What aged care nurses say they need for end-of-life care
Interviews with 64 residential aged care nurses from 14 residential aged care services in three Australian states offer insight into what these nurses need to consistently deliver quality end-of-life care. The research, led by Flinders University’s Research Centre for Palliative Care, Death and Dying (RePaDD), as part of the ELDAC (End of Life Directions for Aged Care) project, revealed that while deeply attuned to the needs of residents nearing the end of life, nurses are often constrained by limited resources, inefficiencies of care processes and limited training.
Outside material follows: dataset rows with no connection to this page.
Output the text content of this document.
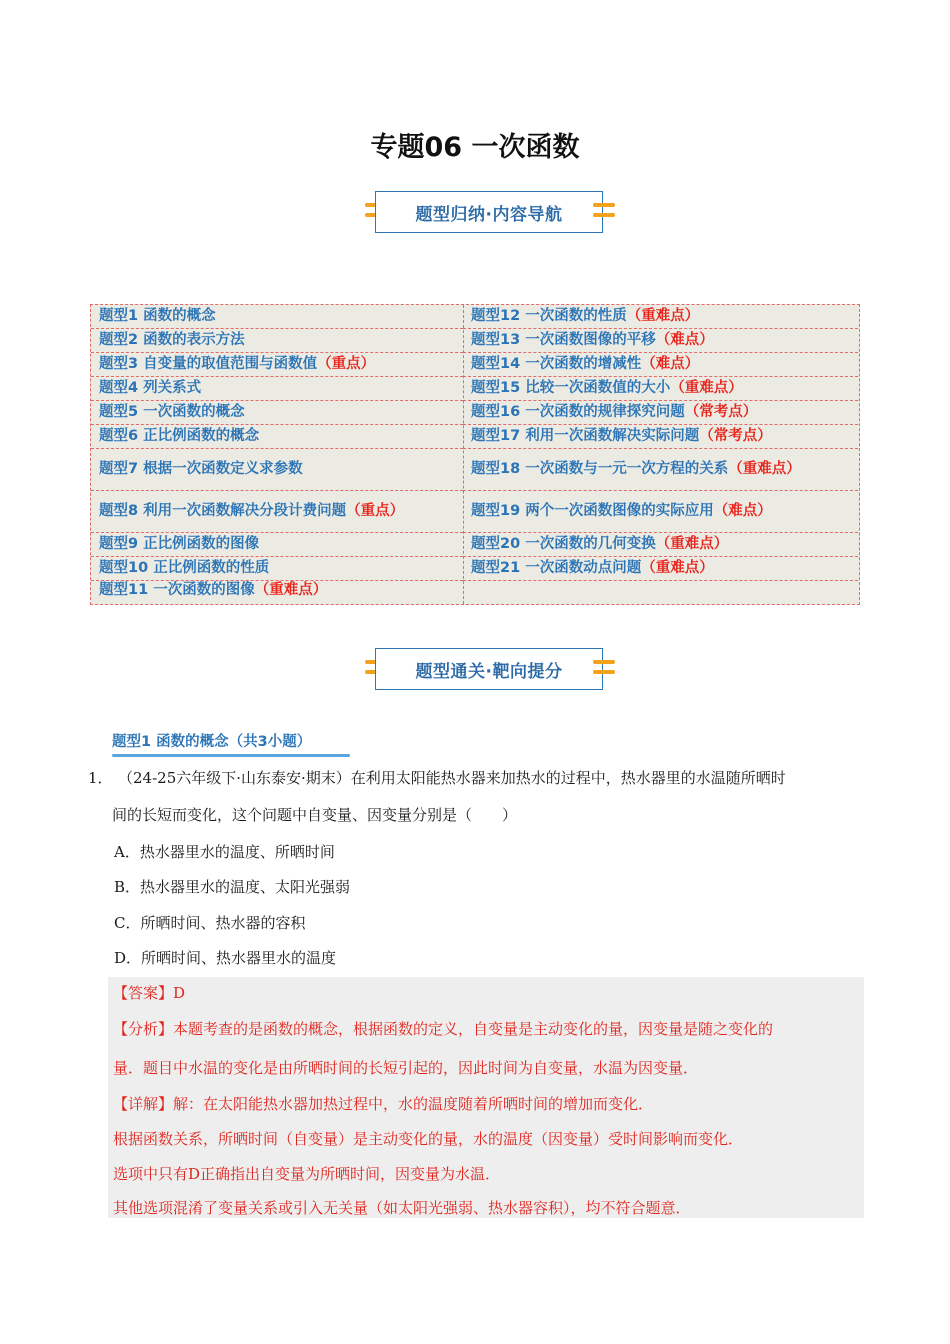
专题06 一次函数
题型归纳·内容导航
题型1 函数的概念
题型2 函数的表示方法
题型3 自变量的取值范围与函数值（重点）
题型4 列关系式
题型5 一次函数的概念
题型6 正比例函数的概念
题型7 根据一次函数定义求参数
题型8 利用一次函数解决分段计费问题（重点）
题型9 正比例函数的图像
题型10 正比例函数的性质
题型11 一次函数的图像（重难点）
题型12 一次函数的性质（重难点）
题型13 一次函数图像的平移（难点）
题型14 一次函数的增减性（难点）
题型15 比较一次函数值的大小（重难点）
题型16 一次函数的规律探究问题（常考点）
题型17 利用一次函数解决实际问题（常考点）
题型18 一次函数与一元一次方程的关系（重难点）
题型19 两个一次函数图像的实际应用（难点）
题型20 一次函数的几何变换（重难点）
题型21 一次函数动点问题（重难点）
题型通关·靶向提分
题型1 函数的概念（共3小题）
1． （24-25六年级下·山东泰安·期末）在利用太阳能热水器来加热水的过程中，热水器里的水温随所晒时
间的长短而变化，这个问题中自变量、因变量分别是（　　）
A．热水器里水的温度、所晒时间
B．热水器里水的温度、太阳光强弱
C．所晒时间、热水器的容积
D．所晒时间、热水器里水的温度
【答案】D
【分析】本题考查的是函数的概念，根据函数的定义，自变量是主动变化的量，因变量是随之变化的
量．题目中水温的变化是由所晒时间的长短引起的，因此时间为自变量，水温为因变量．
【详解】解：在太阳能热水器加热过程中，水的温度随着所晒时间的增加而变化．
根据函数关系，所晒时间（自变量）是主动变化的量，水的温度（因变量）受时间影响而变化．
选项中只有D正确指出自变量为所晒时间，因变量为水温．
其他选项混淆了变量关系或引入无关量（如太阳光强弱、热水器容积），均不符合题意．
“As Australia’s population continues to age, nursing staff within our aged care system are at the frontline, with palliative and end-of-life care a core aspect of their job,” said Dr Priyanka Vandersman, from RePaDD and Flinders’ ELDAC team, and lead author on the study. “Just over one-third of deaths among Australians aged over 65 occur in residential aged care. With sector-wide reforms underway, including mandated care hours and 24/7 registered nurses, there is a strong need to ensure that quality care is not only being delivered, but also understood in practice.”
Part of the study’s findings were that nurses can often detect a prolonged period of irreversible decline through both clinical assessments and intuitive cues developed from long-term relationships with residents, this period lasting six to 12 months before death. Changes in behaviour, mood or social engagement were identified as some of the early signs, and serve as key opportunities for timely person-centred care planning.
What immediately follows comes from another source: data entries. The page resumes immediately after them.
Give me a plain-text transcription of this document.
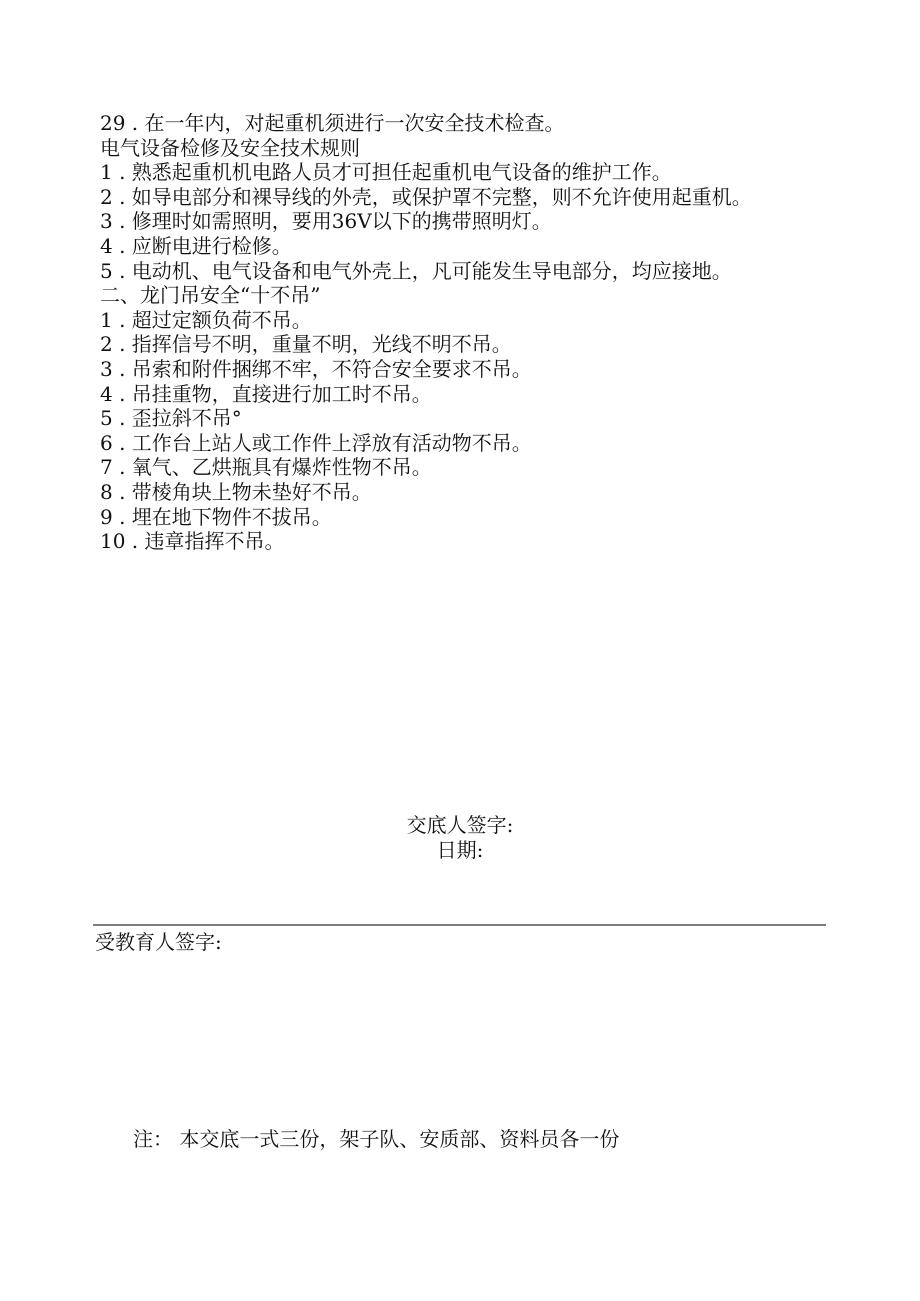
29 . 在一年内，对起重机须进行一次安全技术检查。
电气设备检修及安全技术规则
1 . 熟悉起重机机电路人员才可担任起重机电气设备的维护工作。
2 . 如导电部分和裸导线的外壳，或保护罩不完整，则不允许使用起重机。
3 . 修理时如需照明，要用36V以下的携带照明灯。
4 . 应断电进行检修。
5 . 电动机、电气设备和电气外壳上，凡可能发生导电部分，均应接地。
二、龙门吊安全“十不吊”
1 . 超过定额负荷不吊。
2 . 指挥信号不明，重量不明，光线不明不吊。
3 . 吊索和附件捆绑不牢，不符合安全要求不吊。
4 . 吊挂重物，直接进行加工时不吊。
5 . 歪拉斜不吊°
6 . 工作台上站人或工作件上浮放有活动物不吊。
7 . 氧气、乙烘瓶具有爆炸性物不吊。
8 . 带棱角块上物未垫好不吊。
9 . 埋在地下物件不拔吊。
10 . 违章指挥不吊。
交底人签字:
日期:
受教育人签字:
注： 本交底一式三份，架子队、安质部、资料员各一份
“Participants described this pre-terminal phase as requiring a nuanced and proactive approach,” Vandersman said. “But time pressures, documentation demands, and a resource limitation can make it difficult for nurses to act on their insights.” Though what constitutes good end-of-life care is understood by nurses — and includes early planning, open communication, emotional support and comfort-focused practices — a key finding of the study was that nurses reported difficulty delivering this consistently.
Difficulties reported include situations where a limitation in resources led to unnecessary hospital transfers and being unable to remain with dying residents due to staffing shortages. “Good end-of-life care doesn’t begin in the final hours — it begins much earlier — and the system needs to recognise and support this,” said Professor Jennifer Tieman, co-author and RePaDD Director. “Nurses need support and time to identify early decline and respond with care that is aligned with each person’s needs and wishes.”
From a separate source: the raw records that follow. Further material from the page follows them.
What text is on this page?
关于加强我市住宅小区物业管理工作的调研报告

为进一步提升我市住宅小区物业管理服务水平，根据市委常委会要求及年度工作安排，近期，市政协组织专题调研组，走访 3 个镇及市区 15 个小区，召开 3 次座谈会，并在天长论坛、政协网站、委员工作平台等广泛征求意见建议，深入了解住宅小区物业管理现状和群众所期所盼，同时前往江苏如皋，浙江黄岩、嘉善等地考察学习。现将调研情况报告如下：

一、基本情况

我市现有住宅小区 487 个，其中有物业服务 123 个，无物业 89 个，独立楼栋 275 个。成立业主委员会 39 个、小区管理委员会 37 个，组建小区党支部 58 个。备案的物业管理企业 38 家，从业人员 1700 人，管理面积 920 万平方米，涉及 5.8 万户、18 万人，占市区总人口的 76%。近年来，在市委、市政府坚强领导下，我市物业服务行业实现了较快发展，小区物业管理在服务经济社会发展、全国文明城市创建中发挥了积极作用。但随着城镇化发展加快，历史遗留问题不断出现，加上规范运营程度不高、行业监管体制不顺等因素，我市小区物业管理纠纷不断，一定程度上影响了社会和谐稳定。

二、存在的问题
Findings from another recent study (doi.org/10.1016/j.jamda.2025.105686) — from the Registry of Senior Australians (ROSA) Research Centre and Flinders — that found no clear link between increased care minutes and improved resident experiences or clinical outcomes, further support the present study’s findings, which point to the value of complementing staffing reforms with broader support for clinical judgment, communication and person-centred care. This nurses’ interviews study was published open access in BMC Nursing in July 2025 — you can read it at doi.org/10.1186/s12912-025-03411-3.